The targeted SMS scams spanned several months during the summer of 2022, asking employees to click a link and log in at a website that mimicked their employer’s Okta authentication page. Some SMS phishing messages told employees their VPN credentials were expiring and needed to be changed; other missives advised employees about changes to their upcoming work schedule.

That phishing spree netted Urban and others access to more than 130 companies, including Twilio, LastPass, DoorDash, MailChimp, and Plex. The government says the group used that access to steal proprietary company data and customer information, and that members also phished people to steal millions of dollars worth of cryptocurrency.

For many years, Urban’s online hacker aliases “King Bob” and “Sosa” were fixtures of the Com, a mostly Telegram and Discord-based community of English-speaking cybercriminals wherein hackers boast loudly about high-profile exploits and hacks that almost invariably begin with social engineering. King Bob constantly bragged on the Com about stealing unreleased rap music recordings from popular artists, presumably through SIM-swapping attacks. Many of those purloined tracks or “grails” he later sold or gave away on forums.

Sosa also was active in a particularly destructive group of accomplished criminal SIM-swappers known as “Star Fraud.” Cyberscoop’s AJ Vicens reported in 2023 that individuals within Star Fraud were likely involved in the high-profile Caesars Entertainment and MGM Resorts extortion attacks that same year.

The Star Fraud SIM-swapping group gained the ability to temporarily move targeted mobile numbers to devices they controlled by constantly phishing employees of the major mobile providers.
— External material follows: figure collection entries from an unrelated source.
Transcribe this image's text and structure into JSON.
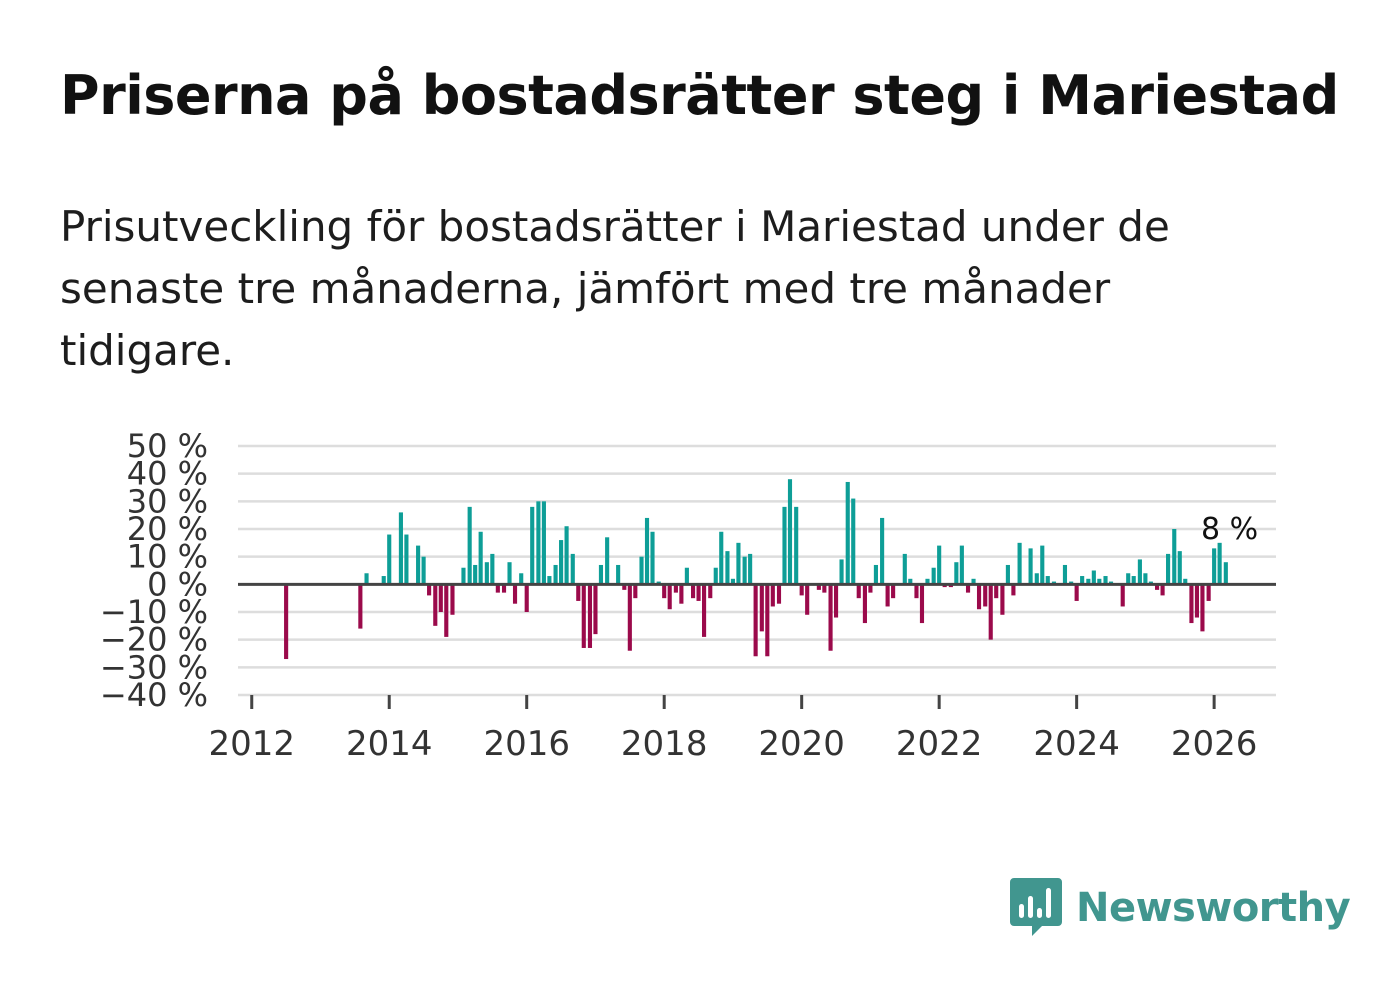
{
  "title": "Priserna på bostadsrätter steg i Mariestad",
  "subtitle": "Prisutveckling för bostadsrätter i Mariestad under de senaste tre månaderna, jämfört med tre månader tidigare.",
  "brand": {
    "name": "Newsworthy",
    "icon": "bar-chart-speech-bubble-icon",
    "color": "#41968f"
  },
  "colors": {
    "positive": "#0e9e97",
    "negative": "#9b0a4b",
    "grid": "#dddddd",
    "zero": "#444444",
    "text": "#333333"
  },
  "chart_data": {
    "type": "bar",
    "title": "Priserna på bostadsrätter steg i Mariestad",
    "ylabel": "",
    "xlabel": "",
    "ylim": [
      -40,
      50
    ],
    "xlim": [
      2011.8,
      2026.9
    ],
    "yticks": [
      -40,
      -30,
      -20,
      -10,
      0,
      10,
      20,
      30,
      40,
      50
    ],
    "ytick_labels": [
      "−40 %",
      "−30 %",
      "−20 %",
      "−10 %",
      "0 %",
      "10 %",
      "20 %",
      "30 %",
      "40 %",
      "50 %"
    ],
    "xticks": [
      2012,
      2014,
      2016,
      2018,
      2020,
      2022,
      2024,
      2026
    ],
    "xtick_labels": [
      "2012",
      "2014",
      "2016",
      "2018",
      "2020",
      "2022",
      "2024",
      "2026"
    ],
    "annotation": {
      "text": "8 %",
      "x": 2026.08,
      "y": 8
    },
    "grid": true,
    "series": [
      {
        "name": "Prisutveckling",
        "points": [
          [
            2012.5,
            -27
          ],
          [
            2013.58,
            -16
          ],
          [
            2013.67,
            4
          ],
          [
            2013.92,
            3
          ],
          [
            2014.0,
            18
          ],
          [
            2014.17,
            26
          ],
          [
            2014.25,
            18
          ],
          [
            2014.42,
            14
          ],
          [
            2014.5,
            10
          ],
          [
            2014.58,
            -4
          ],
          [
            2014.67,
            -15
          ],
          [
            2014.75,
            -10
          ],
          [
            2014.83,
            -19
          ],
          [
            2014.92,
            -11
          ],
          [
            2015.08,
            6
          ],
          [
            2015.17,
            28
          ],
          [
            2015.25,
            7
          ],
          [
            2015.33,
            19
          ],
          [
            2015.42,
            8
          ],
          [
            2015.5,
            11
          ],
          [
            2015.58,
            -3
          ],
          [
            2015.67,
            -3
          ],
          [
            2015.75,
            8
          ],
          [
            2015.83,
            -7
          ],
          [
            2015.92,
            4
          ],
          [
            2016.0,
            -10
          ],
          [
            2016.08,
            28
          ],
          [
            2016.17,
            30
          ],
          [
            2016.25,
            30
          ],
          [
            2016.33,
            3
          ],
          [
            2016.42,
            7
          ],
          [
            2016.5,
            16
          ],
          [
            2016.58,
            21
          ],
          [
            2016.67,
            11
          ],
          [
            2016.75,
            -6
          ],
          [
            2016.83,
            -23
          ],
          [
            2016.92,
            -23
          ],
          [
            2017.0,
            -18
          ],
          [
            2017.08,
            7
          ],
          [
            2017.17,
            17
          ],
          [
            2017.33,
            7
          ],
          [
            2017.42,
            -2
          ],
          [
            2017.5,
            -24
          ],
          [
            2017.58,
            -5
          ],
          [
            2017.67,
            10
          ],
          [
            2017.75,
            24
          ],
          [
            2017.83,
            19
          ],
          [
            2017.92,
            1
          ],
          [
            2018.0,
            -5
          ],
          [
            2018.08,
            -9
          ],
          [
            2018.17,
            -3
          ],
          [
            2018.25,
            -7
          ],
          [
            2018.33,
            6
          ],
          [
            2018.42,
            -5
          ],
          [
            2018.5,
            -6
          ],
          [
            2018.58,
            -19
          ],
          [
            2018.67,
            -5
          ],
          [
            2018.75,
            6
          ],
          [
            2018.83,
            19
          ],
          [
            2018.92,
            12
          ],
          [
            2019.0,
            2
          ],
          [
            2019.08,
            15
          ],
          [
            2019.17,
            10
          ],
          [
            2019.25,
            11
          ],
          [
            2019.33,
            -26
          ],
          [
            2019.42,
            -17
          ],
          [
            2019.5,
            -26
          ],
          [
            2019.58,
            -8
          ],
          [
            2019.67,
            -7
          ],
          [
            2019.75,
            28
          ],
          [
            2019.83,
            38
          ],
          [
            2019.92,
            28
          ],
          [
            2020.0,
            -4
          ],
          [
            2020.08,
            -11
          ],
          [
            2020.25,
            -2
          ],
          [
            2020.33,
            -3
          ],
          [
            2020.42,
            -24
          ],
          [
            2020.5,
            -12
          ],
          [
            2020.58,
            9
          ],
          [
            2020.67,
            37
          ],
          [
            2020.75,
            31
          ],
          [
            2020.83,
            -5
          ],
          [
            2020.92,
            -14
          ],
          [
            2021.0,
            -3
          ],
          [
            2021.08,
            7
          ],
          [
            2021.17,
            24
          ],
          [
            2021.25,
            -8
          ],
          [
            2021.33,
            -5
          ],
          [
            2021.5,
            11
          ],
          [
            2021.58,
            2
          ],
          [
            2021.67,
            -5
          ],
          [
            2021.75,
            -14
          ],
          [
            2021.83,
            2
          ],
          [
            2021.92,
            6
          ],
          [
            2022.0,
            14
          ],
          [
            2022.08,
            -1
          ],
          [
            2022.17,
            -1
          ],
          [
            2022.25,
            8
          ],
          [
            2022.33,
            14
          ],
          [
            2022.42,
            -3
          ],
          [
            2022.5,
            2
          ],
          [
            2022.58,
            -9
          ],
          [
            2022.67,
            -8
          ],
          [
            2022.75,
            -20
          ],
          [
            2022.83,
            -5
          ],
          [
            2022.92,
            -11
          ],
          [
            2023.0,
            7
          ],
          [
            2023.08,
            -4
          ],
          [
            2023.17,
            15
          ],
          [
            2023.33,
            13
          ],
          [
            2023.42,
            4
          ],
          [
            2023.5,
            14
          ],
          [
            2023.58,
            3
          ],
          [
            2023.67,
            1
          ],
          [
            2023.83,
            7
          ],
          [
            2023.92,
            1
          ],
          [
            2024.0,
            -6
          ],
          [
            2024.08,
            3
          ],
          [
            2024.17,
            2
          ],
          [
            2024.25,
            5
          ],
          [
            2024.33,
            2
          ],
          [
            2024.42,
            3
          ],
          [
            2024.5,
            1
          ],
          [
            2024.67,
            -8
          ],
          [
            2024.75,
            4
          ],
          [
            2024.83,
            3
          ],
          [
            2024.92,
            9
          ],
          [
            2025.0,
            4
          ],
          [
            2025.08,
            1
          ],
          [
            2025.17,
            -2
          ],
          [
            2025.25,
            -4
          ],
          [
            2025.33,
            11
          ],
          [
            2025.42,
            20
          ],
          [
            2025.5,
            12
          ],
          [
            2025.58,
            2
          ],
          [
            2025.67,
            -14
          ],
          [
            2025.75,
            -12
          ],
          [
            2025.83,
            -17
          ],
          [
            2025.92,
            -6
          ],
          [
            2026.0,
            13
          ],
          [
            2026.08,
            15
          ],
          [
            2026.17,
            8
          ]
        ]
      }
    ]
  }
}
In February 2023, KrebsOnSecurity published data taken from the Telegram channels for Star Fraud and two other SIM-swapping groups showing these crooks focused on SIM-swapping T-Mobile customers, and that they collectively claimed internal access to T-Mobile on 100 separate occasions over a 7-month period in 2022.

Reached via one of his King Bob accounts on Twitter/X, Urban called the sentence unjust, and said the judge in his case discounted his age as a factor.
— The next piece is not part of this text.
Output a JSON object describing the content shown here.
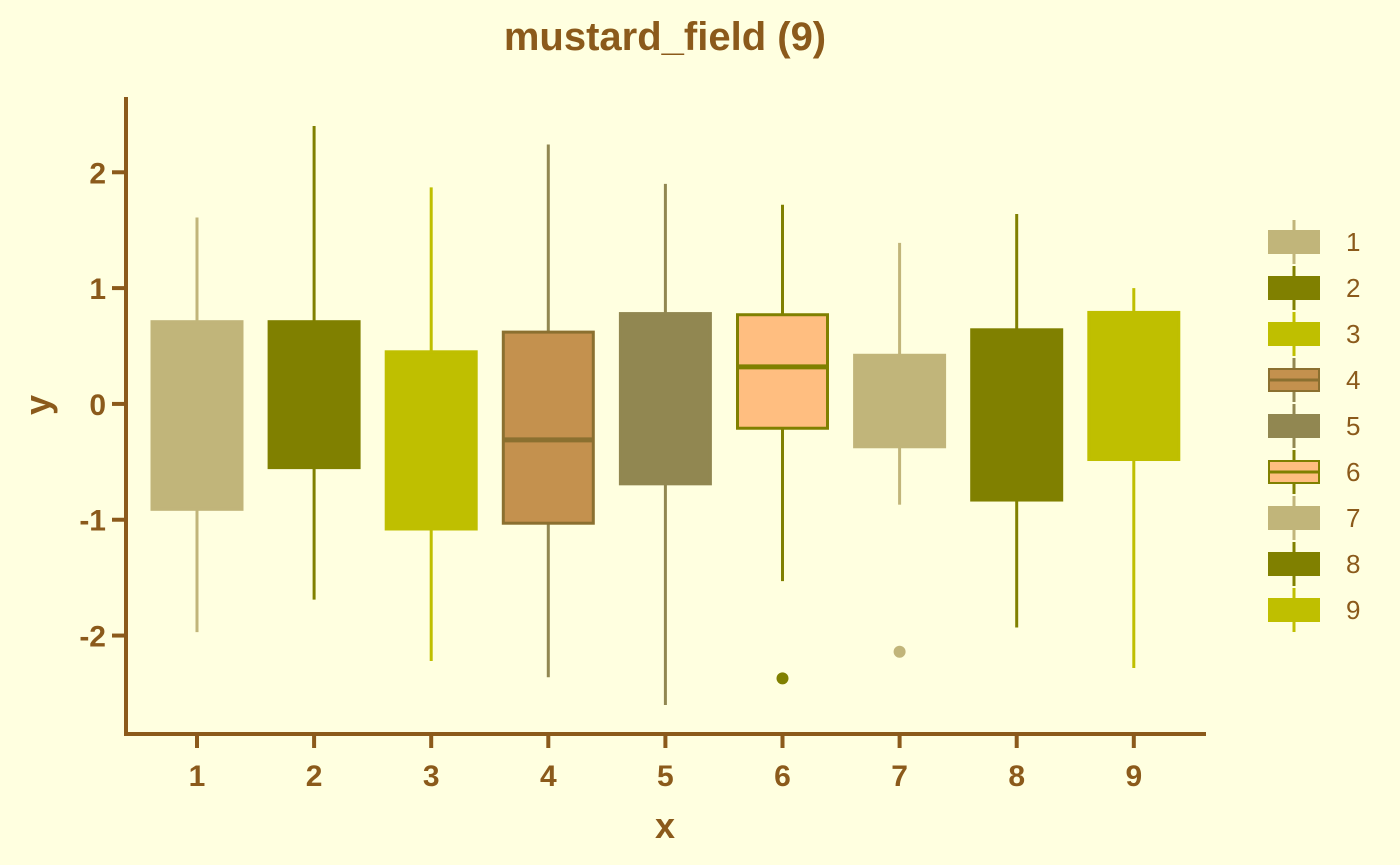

“The judge purposefully ignored my age as a factor because of the fact another Scattered Spider member hacked him personally during the course of my case,” Urban said in reply to questions, noting that he was sending the messages from a Florida county jail. “He should have been removed as a judge much earlier on. But staying in county jail is torture.”
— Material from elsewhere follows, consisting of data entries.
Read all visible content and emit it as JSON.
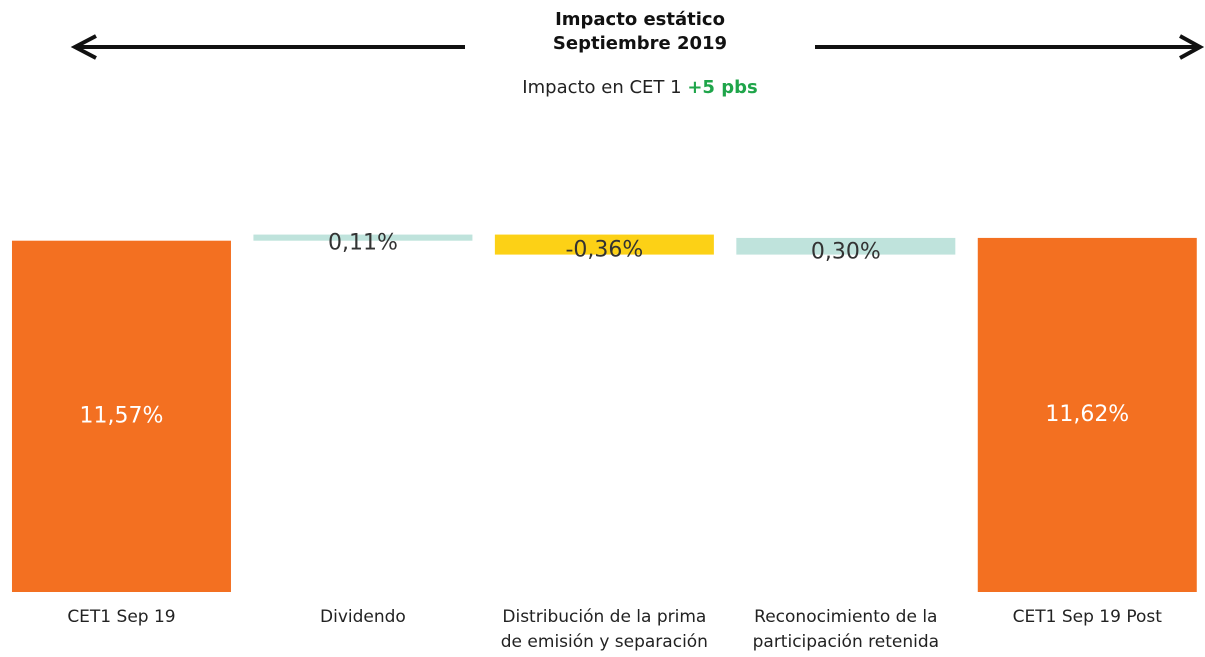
{
  "chart_data": {
    "type": "waterfall",
    "title": "Impacto estático",
    "subtitle": "Septiembre 2019",
    "annotation": {
      "text": "Impacto en CET 1",
      "highlight": "+5 pbs"
    },
    "categories": [
      [
        "CET1 Sep 19"
      ],
      [
        "Dividendo"
      ],
      [
        "Distribución de la prima",
        "de emisión y separación"
      ],
      [
        "Reconocimiento de la",
        "participación retenida"
      ],
      [
        "CET1 Sep 19 Post"
      ]
    ],
    "values": [
      11.57,
      0.11,
      -0.36,
      0.3,
      11.62
    ],
    "value_labels": [
      "11,57%",
      "0,11%",
      "-0,36%",
      "0,30%",
      "11,62%"
    ],
    "colors": [
      "#f37021",
      "#bfe3dc",
      "#fcd116",
      "#bfe3dc",
      "#f37021"
    ],
    "ylim": [
      5.25,
      12.5
    ]
  }
}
A court transcript (PDF) from a status hearing in February 2025 shows Urban was telling the truth about the hacking incident that happened while he was in federal custody. It involved an intrusion into a magistrate judge’s email account, where a copy of Urban’s sealed indictment was stolen. The judge told attorneys for both sides that a co-defendant in the California case was trying to find out about Mr. Urban’s activity in the Florida case.

“What it ultimately turned into a was a big faux pas,” Judge Harvey E. Schlesinger said. “The Court’s password…business is handled by an outside contractor. And somebody called the outside contractor representing Judge Toomey saying, ‘I need a password change.’ And they gave out the password change. That’s how whoever was making the phone call got into the court.”